A body falling freely from a given height `H` hits an inlclined plane in its path at a height `h`. As a result of this impact the direction of the velocity of the body becomes horizontal. For what value of `h//H`, the body will take the maximum time to reach the ground.

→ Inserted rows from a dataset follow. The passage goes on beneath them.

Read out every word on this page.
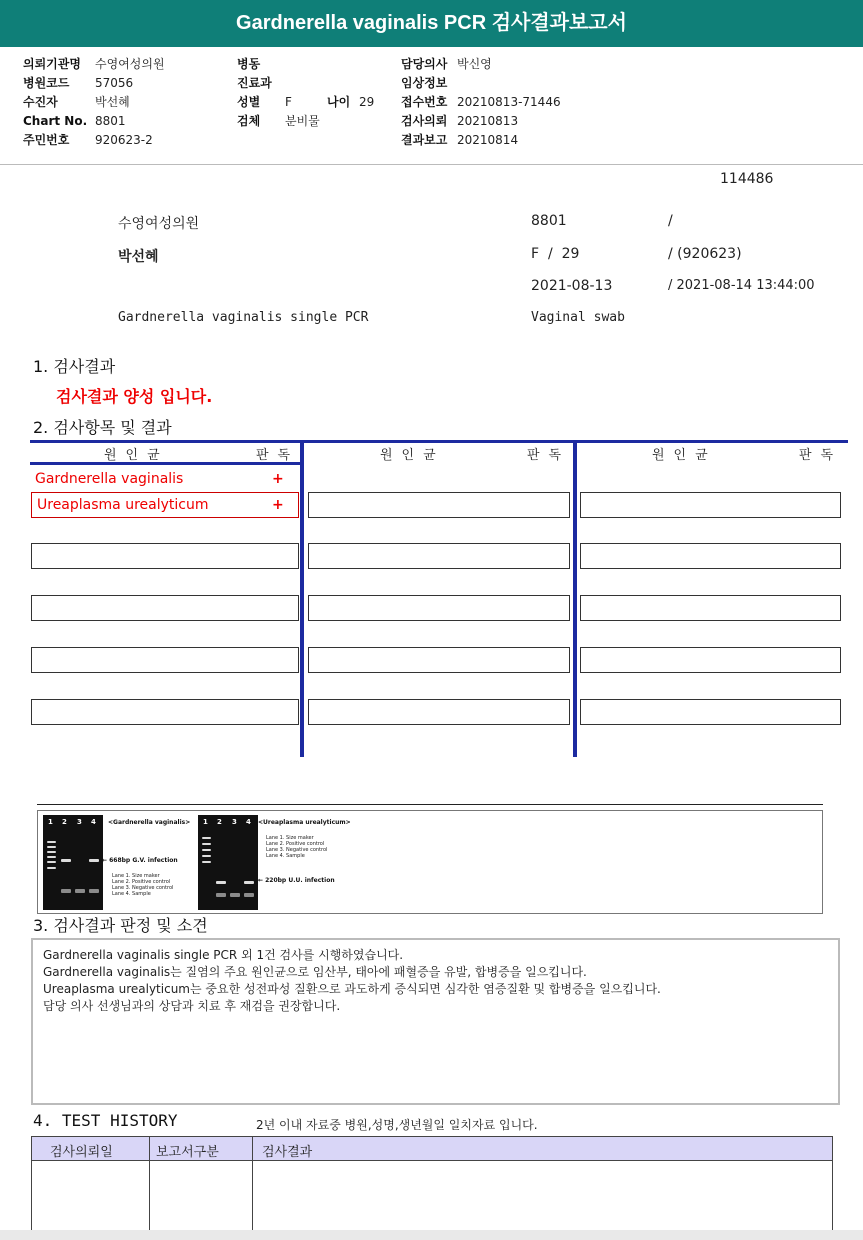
Gardnerella vaginalis PCR 검사결과보고서
의뢰기관명 수영여성의원
병원코드 57056
수진자	박선혜
Chart No. 8801
주민번호 920623-2
병동
진료과
성별 F	나이 29
검체 분비물
담당의사 박신영
임상정보
접수번호 20210813-71446
검사의뢰 20210813
결과보고 20210814
114486
수영여성의원	8801	/
박선혜	F  /  29	/ (920623)
2021-08-13	/ 2021-08-14 13:44:00
Gardnerella vaginalis single PCR	Vaginal swab
1. 검사결과
검사결과 양성 입니다.
2. 검사항목 및 결과
원인균	판독	원인균	판독	원인균	판독
Gardnerella vaginalis	+
Ureaplasma urealyticum	+
1 2 3 4 <Gardnerella vaginalis>
← 668bp G.V. infection
Lane 1. Size maker
Lane 2. Positive control
Lane 3. Negative control
Lane 4. Sample
1 2 3 4 <Ureaplasma urealyticum>
Lane 1. Size maker
Lane 2. Positive control
Lane 3. Negative control
Lane 4. Sample
← 220bp U.U. infection
3. 검사결과 판정 및 소견

Gardnerella vaginalis single PCR 외 1건 검사를 시행하였습니다.

Gardnerella vaginalis는 질염의 주요 원인균으로 임산부, 태아에 패혈증을 유발, 합병증을 일으킵니다.

Ureaplasma urealyticum는 중요한 성전파성 질환으로 과도하게 증식되면 심각한 염증질환 및 합병증을 일으킵니다.

담당 의사 선생님과의 상담과 치료 후 재검을 권장합니다.

4. TEST HISTORY	2년 이내 자료중 병원,성명,생년월일 일치자료 입니다.
검사의뢰일	보고서구분	검사결과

To solve the problem, we need to determine the value of \( \frac{h}{H} \) for which the body takes the maximum time to reach the ground after hitting the inclined plane. Here’s a step-by-step solution: ### Step 1: Understand the Problem A body is falling freely from a height \( H \) and hits an inclined plane at a height \( h \). After the impact, the body moves horizontally. We need to find the ratio \( \frac{h}{H} \) that maximizes the time taken to reach the ground. ### Step 2: Calculate the Time to Hit the Inclined Plane The body falls a distance of \( H - h \) before hitting the inclined plane. Using the second equation of motion: \[ s = ut + \frac{1}{2}gt^2 \] where \( s = H - h \), \( u = 0 \) (initial velocity), and \( g \) is the acceleration due to gravity, we can find the time \( t_0 \) taken to fall this distance: \[ H - h = 0 \cdot t_0 + \frac{1}{2} g t_0^2 \implies t_0 = \sqrt{\frac{2(H - h)}{g}} \] ### Step 3: Calculate the Velocity at Impact Using the third equation of motion, we can find the velocity \( v \) just before hitting the inclined plane: \[ v^2 = u^2 + 2g(H - h) \implies v = \sqrt{2g(H - h)} \] ### Step 4: Calculate the Time to Fall from Height \( h \) After hitting the inclined plane, the body moves horizontally with velocity \( v \) and falls a vertical distance \( h \). The time of flight \( t_f \) to fall this height is given by: \[ h = \frac{1}{2} g t_f^2 \implies t_f = \sqrt{\frac{2h}{g}} \] ### Step 5: Total Time Calculation The total time \( T \) taken to reach the ground is the sum of the time to hit the inclined plane and the time to fall from height \( h \): \[ T = t_0 + t_f = \sqrt{\frac{2(H - h)}{g}} + \sqrt{\frac{2h}{g}} \] Factoring out \( \sqrt{\frac{2}{g}} \): \[ T = \sqrt{\frac{2}{g}} \left( \sqrt{H - h} + \sqrt{h} \right) \] ### Step 6: Maximizing the Total Time To find the value of \( h \) that maximizes \( T \), we can differentiate \( T \) with respect to \( h \) and set the derivative to zero: \[ \frac{dT}{dh} = \frac{1}{2\sqrt{H - h}}(-1) + \frac{1}{2\sqrt{h}}(1) = 0 \] This leads to: \[ \sqrt{h} = \sqrt{H - h} \] Squaring both sides gives: \[ h = H - h \implies 2h = H \implies h = \frac{H}{2} \] ### Step 7: Finding the Ratio Thus, the ratio \( \frac{h}{H} \) is: \[ \frac{h}{H} = \frac{\frac{H}{2}}{H} = \frac{1}{2} \] ### Final Answer The value of \( \frac{h}{H} \) for which the body will take the maximum time to reach the ground is: \[ \frac{h}{H} = \frac{1}{2} \]